I gave your BPM a look, left part looks good, right part seems very odd. Don't have a lot of time atm, but will have a look at your darks and flats and see if something is up, I'll recreate a BPM from those to see if I get the same.
Yes, similar result. I also checked the "reduce amp-glow" setting, I did get the amp glow in the bpm now. But do you really have so many bad columns in the right hand part of your sensor (don't really see it in the darks)? So maybe this has a weird effect in the bpm creation, I'll tag Mabula (@mabula-admin).
Yes, sorry for the older GUI tutorials, they could benefit from a refresh (and a write-up). Anyway, a BPM uses the darks and flats, don't correct the darks beforehand as that would defeat their purpose for the BPM. Plain, raw darks and good flats (showing a histogram at about 50% in the linear phase(!), I find SGP doing a nice job with that using the flat-wizard). If those are good, you should have a very nice BPM to be used for (potentially) months/years.
I gave your BPM a look, left part looks good, right part seems very odd. Don't have a lot of time atm, but will have a look at your darks and flats and see if something is up, I'll recreate a BPM from those to see if I get the same.
Thanks for that! I didn't do anything to the darks, flats, or dark flats. I simply loaded them into APP. I didn't use any outlier rejection at all. Kept everything default until I got down to the BPM kappa/bad column detection settings.
I created the flats using the APT (Astro Photography Tool) CCD Flats Aid. I told it to aim for a 20000 ADU target. With the ASI294MC Pro, there is an internal calibration issue taking images under a few seconds so I made sure to dim my light panel enough to get the flats in the 6.5 second range to hit that 20000 ADU target. With the dark flats I just repeated the plan but covered the scope.
None of the video tutorials I've seen mentions to use the bad column detection so I don't know if I should have enabled that feature at all. Every thing I've read said I should aim for a hot pixels to be less than 3%. Mine seem way above that.
Yes, it seems odd there would be so many. it might be that the amp glow throws this detection off.
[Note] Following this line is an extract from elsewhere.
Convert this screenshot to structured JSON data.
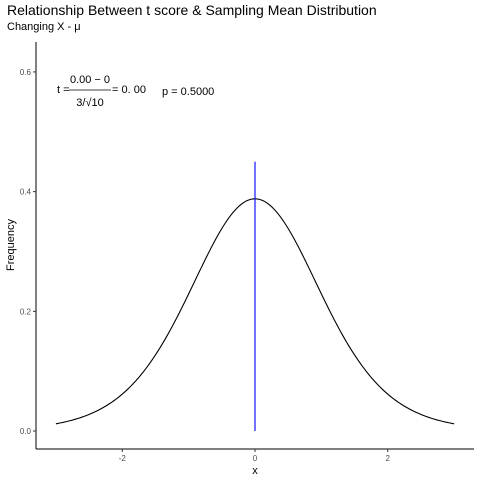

Could you try without detecting bad columns? If that looks more even, you can give it a go on some lights to see if it corrects hot- and cold pixels properly (I tested on a few of your frames and that indeed works better).
Yes, it seems odd there would be so many. it might be that the amp glow throws this detection off. Could you try without detecting bad columns? If that looks more even, you can give it a go on some lights to see if it corrects hot- and cold pixels properly (I tested on a few of your frames and that indeed works better).
When I get home today, I'll re-run it without the bad columns detection and see if that makes a difference. Hard to believe a 2 week old camera would have so many bad/hot pixels/columns.
Well I re-ran it without bad column detection enabled and it looks a bit more "normal". As in, it looks like everyone else's. I played with the hot pixel kappa setting between 2.0 and 3.0 but it does little to change the amount of hot pixels detected. It's showing around 8% hot/bad pixels now. No cold pixels.
I'm assuming there is an issue using bad column detection with my particular setup.
I don't think so, the BPM is likely fine now and can be used to get a lot of the hot pixels out. I would still use darks (with column detection) to further improve the correction with your data.